Mit „faarwel“ habt ihr einen Ort für Trauernde geschaffen, der so ganz anders ist als die oft geschmacklos dekorierten Fensterfronten von Bestattungshäusern. Wie seid ihr zu diesem Beruf, oder besser gesagt der Berufung gekommen?
Renske Steen: „Wir sind beide Quereinsteigerinnen. Ich bin eigentlich studierte Musikwissenschaftlerin und habe Kommunikation und Marketing für Ensembles und Konzerthäuser und Orchester gemacht. Nach sechs oder sieben Jahren fühlte ich aber eine gewisse Leere, weil ich an die Grenzen des Möglichen gestoßen bin und in der Branche nicht mehr glücklich war. Als ich mit meinem zweiten Kind in Elternzeit war, habe ich auf einem der vielen Spaziergänge ein Interview mit einem Bestatter aus Berlin gehört, Eric Wrede. Eric ist einer der bekanntesten Pop-Bestatter in Deutschland, der früher Promoter war und im Bestattungsbereich viel aufgewirbelt und erreicht hat.
Beim Hören dachte ich: Krass, ich glaube, das könnte ich auch machen. Trotzdem habe ich den Gedanken erst mal weggepackt, obwohl er sich nicht wirklich wegpacken ließ: Meine Oma, bei der ich die ersten Jahre meines Lebens aufgewachsen bin, war zwei Jahre vorher gestorben. Und zwar in derselben Nacht, in der meine erste Tochter geboren wurde. Da meine Tochter auch noch einige Woche zu früh geboren wurde, hatte es sich für mich so angefühlt, als ob meine Oma die Tür aufgemacht und gesagt hätte: ‚So, ich muss jetzt gehen, aber komm du mal rein‘.

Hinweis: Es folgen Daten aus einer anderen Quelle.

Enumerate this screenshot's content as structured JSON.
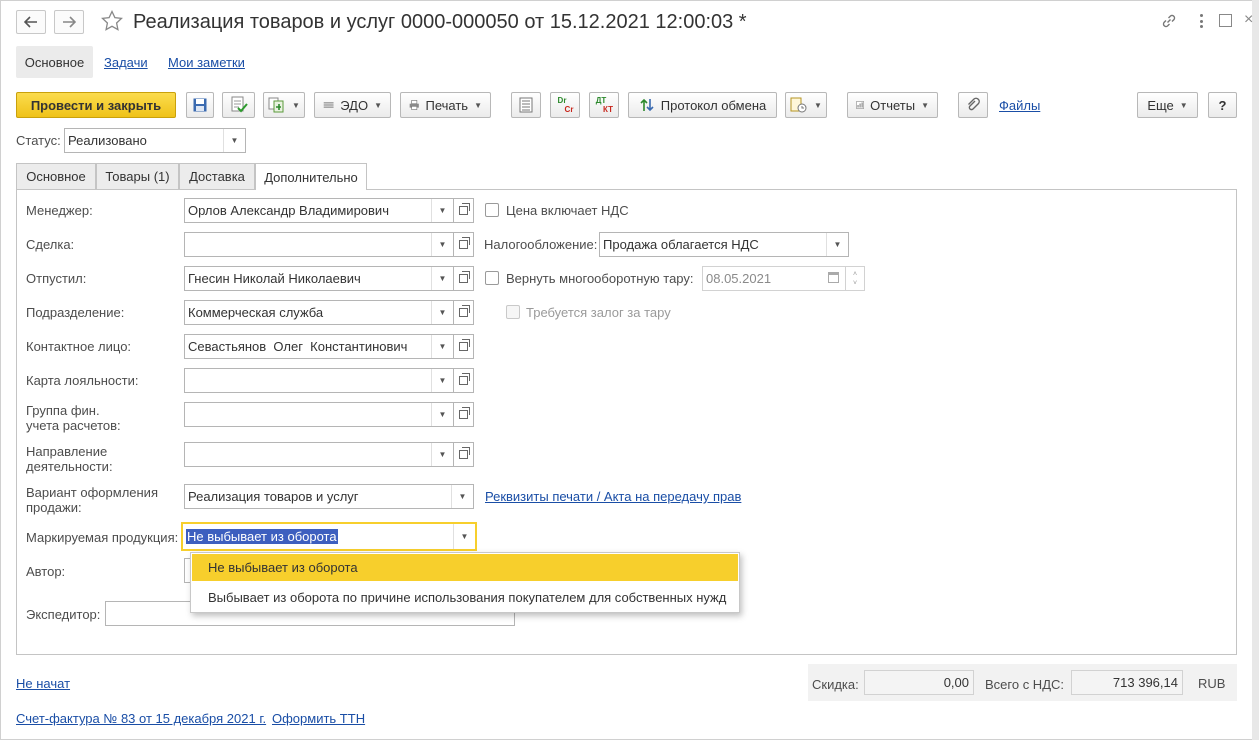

Durch die Geburt wurde ich nicht in die Planung der Beerdigung einbezogen und hatte keine Zeit, Abschied zu nehmen. Meine Familie war in meiner Heimat Ostfriesland, ich zu dieser Zeit in Berlin, wo ich auf einmal damit beschäftigt war, sieben Wochen zu früh Mutter zu sein. Dann fiel mir das Interview mit Eric Wrede wieder ein und ich fragte mich, warum ich damals aus dem ganzen Bestattungsprozess rausgedrängt wurde. Ich weiß, dass meine Familie keine bösen Absichten hatte, daher mache ich niemandem einen Vorwurf. Nach dieser Erfahrung fing ich an, mich immer mehr mit dem Thema Sterben zu beschäftigen, und mir fiel auf, dass man in dem Bereich noch viel bewegen konnte – vor allem mit dem, was ich gut kann: Geschichten erzählen und Social Media. Weil mein Mann Hamburger ist und es in Berlin nicht mehr ausgehalten hat, sind wir zurück in seine Heimatstadt gezogen.

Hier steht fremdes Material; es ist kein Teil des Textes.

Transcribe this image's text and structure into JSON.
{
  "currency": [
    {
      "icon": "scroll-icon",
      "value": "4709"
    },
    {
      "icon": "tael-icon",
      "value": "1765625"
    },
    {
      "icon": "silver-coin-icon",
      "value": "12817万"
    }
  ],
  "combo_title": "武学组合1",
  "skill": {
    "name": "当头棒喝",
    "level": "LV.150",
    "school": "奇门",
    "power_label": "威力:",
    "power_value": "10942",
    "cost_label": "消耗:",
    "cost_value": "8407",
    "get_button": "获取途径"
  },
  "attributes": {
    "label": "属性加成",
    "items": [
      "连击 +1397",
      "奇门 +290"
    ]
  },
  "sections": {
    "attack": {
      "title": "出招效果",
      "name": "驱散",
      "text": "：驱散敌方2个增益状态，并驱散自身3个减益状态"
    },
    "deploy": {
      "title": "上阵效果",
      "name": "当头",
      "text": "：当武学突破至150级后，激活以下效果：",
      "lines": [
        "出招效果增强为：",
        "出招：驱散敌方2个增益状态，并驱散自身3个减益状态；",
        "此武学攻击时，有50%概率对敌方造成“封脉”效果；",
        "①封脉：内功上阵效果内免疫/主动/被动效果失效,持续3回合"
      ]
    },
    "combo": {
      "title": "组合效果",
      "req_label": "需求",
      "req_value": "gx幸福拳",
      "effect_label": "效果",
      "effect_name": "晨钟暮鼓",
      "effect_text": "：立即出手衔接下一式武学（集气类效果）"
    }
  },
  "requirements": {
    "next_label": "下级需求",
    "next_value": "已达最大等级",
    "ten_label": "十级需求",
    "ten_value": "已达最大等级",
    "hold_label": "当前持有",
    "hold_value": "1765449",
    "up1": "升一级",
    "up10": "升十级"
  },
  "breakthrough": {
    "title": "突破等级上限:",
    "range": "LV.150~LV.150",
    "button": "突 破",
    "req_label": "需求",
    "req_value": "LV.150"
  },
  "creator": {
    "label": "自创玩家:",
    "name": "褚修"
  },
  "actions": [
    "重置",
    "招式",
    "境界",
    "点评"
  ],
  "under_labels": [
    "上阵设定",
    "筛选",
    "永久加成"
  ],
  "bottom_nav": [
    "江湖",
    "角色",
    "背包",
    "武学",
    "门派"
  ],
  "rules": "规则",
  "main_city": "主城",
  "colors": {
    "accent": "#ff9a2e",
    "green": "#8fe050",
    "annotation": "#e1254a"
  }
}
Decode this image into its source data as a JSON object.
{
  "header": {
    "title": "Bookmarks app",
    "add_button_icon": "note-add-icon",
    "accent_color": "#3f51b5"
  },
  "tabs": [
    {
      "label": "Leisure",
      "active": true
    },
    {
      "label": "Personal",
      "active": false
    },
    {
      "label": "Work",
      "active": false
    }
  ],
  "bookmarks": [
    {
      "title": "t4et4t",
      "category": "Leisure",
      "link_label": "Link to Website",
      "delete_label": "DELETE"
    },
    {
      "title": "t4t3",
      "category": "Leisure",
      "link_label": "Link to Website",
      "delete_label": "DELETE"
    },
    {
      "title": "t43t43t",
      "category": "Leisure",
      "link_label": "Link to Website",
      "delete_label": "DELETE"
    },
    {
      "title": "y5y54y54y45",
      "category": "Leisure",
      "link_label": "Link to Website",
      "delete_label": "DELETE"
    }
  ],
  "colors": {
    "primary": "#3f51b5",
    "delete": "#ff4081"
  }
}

Während der Corona-Pandemie habe ich mich auf eine Stellenausschreibung eines Bestattungsunternehmens beworben. Ich habe dort natürlich nicht gleich als Bestatterin, sondern als Minijobberin angefangen und sämtliche Hilfsarbeiten gemacht. Nach einiger Zeit, in der ich parallel digitale Kunst für ein Ensemble entwickelt hatte, wurde ich gefragt, ob ich als Bestatterin arbeiten möchte. Dafür bin ich denen auf ewig dankbar. Vor allem, weil ich dort Julia kennengelernt habe, und wir viel machen und ausprobieren durften.“
Und du, Julia? Welchen Weg bist du gegangen?

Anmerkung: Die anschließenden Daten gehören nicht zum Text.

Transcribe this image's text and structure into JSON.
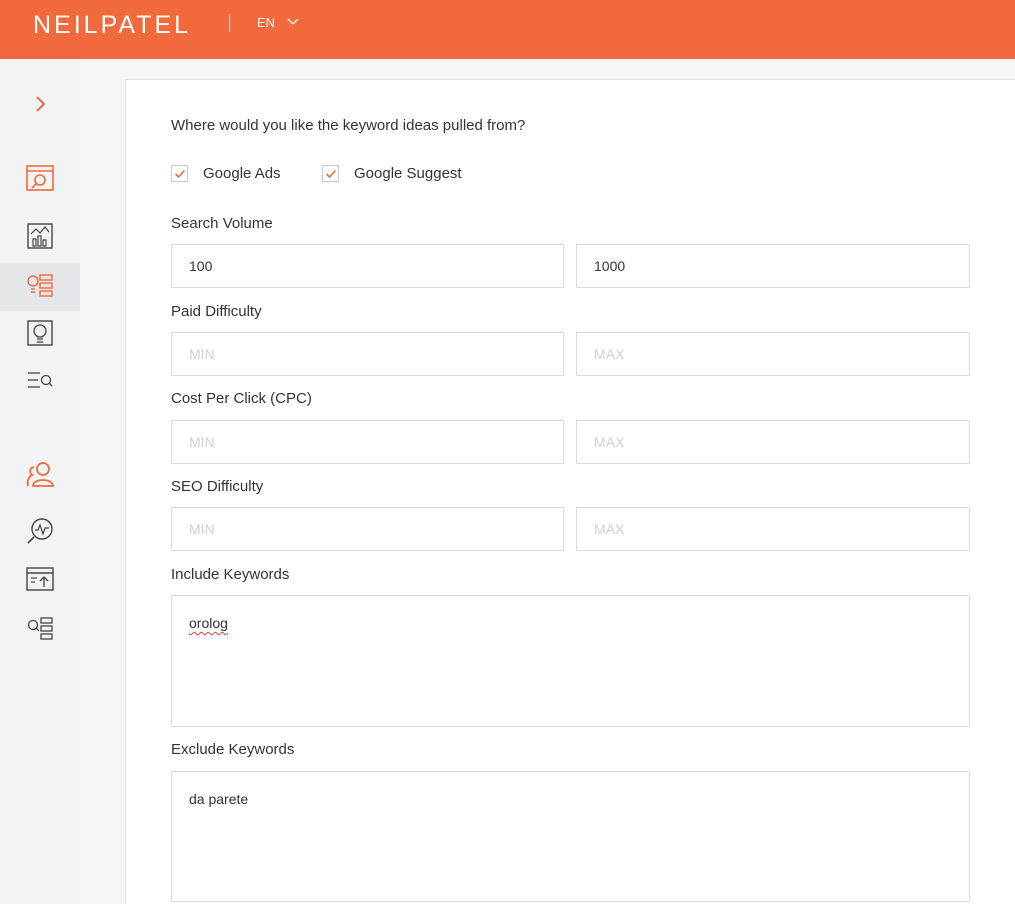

Julia Kreuch: „Ich habe deutsche Literatur und Geschichte studiert, in Shanghai und Zürich gelebt und bin mit meinem damaligen Mann 2015 nach Hamburg gezogen, wo ich bei Xing im Vertrieb anfing. Während ich in der Weltgeschichte unterwegs war, hat mein Bruder das Gleiche getan und in Mexiko seine heutige Frau Carolina kennengelernt. Ich hatte dann plötzlich eine mexikanische Schwägerin und habe sie ganz doof gefragt: Sag mal, tanzt ihr wirklich auf den Gräbern?“
Der „Dia de los Muertos“!
Julia Kreuch: „Genau, der Tag der Toten. Carolina erzählte mir, dass ihre Mutter an Krebs verstorben ist, als sie erst 14 Jahre alt war, und wie man in Mexiko mit dem Tod umgeht. Ich habe gelernt, dass sie zwar genauso traurig sind wie wir, die Trauer aber schnell in Dankbarkeit übergeht. Die Lebenden umgeben sich immer wieder mit den Toten, sie picknicken auf ihren Gräbern und freuen sich an dem, was ihre verstorbenen Familienmitglieder hinterlassen haben. So fing ich an, mich für das Thema zu interessieren, Zeitungsartikel zu lesen und Podcasts zu hören.
Während Corona kam ich an einen Punkt, an dem ich im Homeoffice saß und mir dachte: Mein aktueller Job ist nicht schlecht. Keine Kinder, keine Waffen, kein Alkohol, kein Tabak, das kann ich mit gutem Gewissen verkaufen. Aber ist es das wirklich? Bis zu dem Zeitpunkt hatte ich noch nie einen verstorbenen Menschen gesehen und wollte das ausprobieren. Durch Glück konnte ich ein Praktikum bei besagtem Eric Wrede ergattern, habe zwei Wochen Urlaub genommen und bin nach Berlin gefahren. Dieses Erlebnis war so einschneidend, dass ich Bestatterin werden wollte und überzeugt davon war, das auch zu können. Die Verstorbenen blieben in ihrer Welt, die kamen nicht in meine Träume und nicht an mein Bett, alles cool also.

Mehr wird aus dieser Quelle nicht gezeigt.